Prompt Enhancer wraps a prompt in research-backed enhancement layers — ExpertPrompting personas, OPRO step-by-step breathing, EmotionPrompt stakes framing, 26-principles self-evaluation. It's additive: take any prompt, make it richer.

The Framework Auditor is structural. It doesn't add techniques; it maps your prompt against named skeletons and tells you which joints are missing.
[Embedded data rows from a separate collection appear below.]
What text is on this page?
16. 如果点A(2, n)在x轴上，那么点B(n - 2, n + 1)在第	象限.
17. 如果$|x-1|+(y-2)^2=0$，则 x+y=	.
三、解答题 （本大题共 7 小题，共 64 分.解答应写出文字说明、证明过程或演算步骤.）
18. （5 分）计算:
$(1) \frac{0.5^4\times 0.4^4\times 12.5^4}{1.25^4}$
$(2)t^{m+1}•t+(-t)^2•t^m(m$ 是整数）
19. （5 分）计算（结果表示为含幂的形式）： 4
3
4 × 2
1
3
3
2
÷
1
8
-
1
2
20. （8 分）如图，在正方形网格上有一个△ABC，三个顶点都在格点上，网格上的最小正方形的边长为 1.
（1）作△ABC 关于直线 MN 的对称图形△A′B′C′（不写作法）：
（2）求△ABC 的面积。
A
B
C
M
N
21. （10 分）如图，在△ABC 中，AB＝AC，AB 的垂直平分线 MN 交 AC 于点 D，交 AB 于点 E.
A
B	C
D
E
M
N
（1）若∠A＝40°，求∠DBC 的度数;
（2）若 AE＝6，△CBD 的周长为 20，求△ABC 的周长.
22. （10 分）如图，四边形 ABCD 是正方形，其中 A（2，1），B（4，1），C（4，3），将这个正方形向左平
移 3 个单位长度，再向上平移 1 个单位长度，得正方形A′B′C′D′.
Use them together: audit first, then enhance. Or enhance first, then audit to check the result still fits the framework you were targeting.

Related reading

Fact-check notes and sources

  • APE framework (Action-Purpose-Expectation) origin: Anthropic prompt engineering guide
  • RACE framework in marketing/prompting: multiple secondary sources; earliest canonical use in SEO copywriting circa 2023
  • CREATE framework (Character-Request-Examples-Additions-Type-Extras): popularized in OpenAI community forums and packaged in promptingguide.ai
  • SPARK framework (Specificity-Purpose-Audience-Result-Kontext): marketing-flavored variant, circulated in LinkedIn content 2024-2025
  • Few-shot examples lifting performance: Brown et al. 2020, "Language Models are Few-Shot Learners"

The $97 Launch dedicates a chapter to prompting frameworks for non-developers building with AI tools. The Framework Auditor is the programmatic companion — paste a prompt, see what you missed, fix it.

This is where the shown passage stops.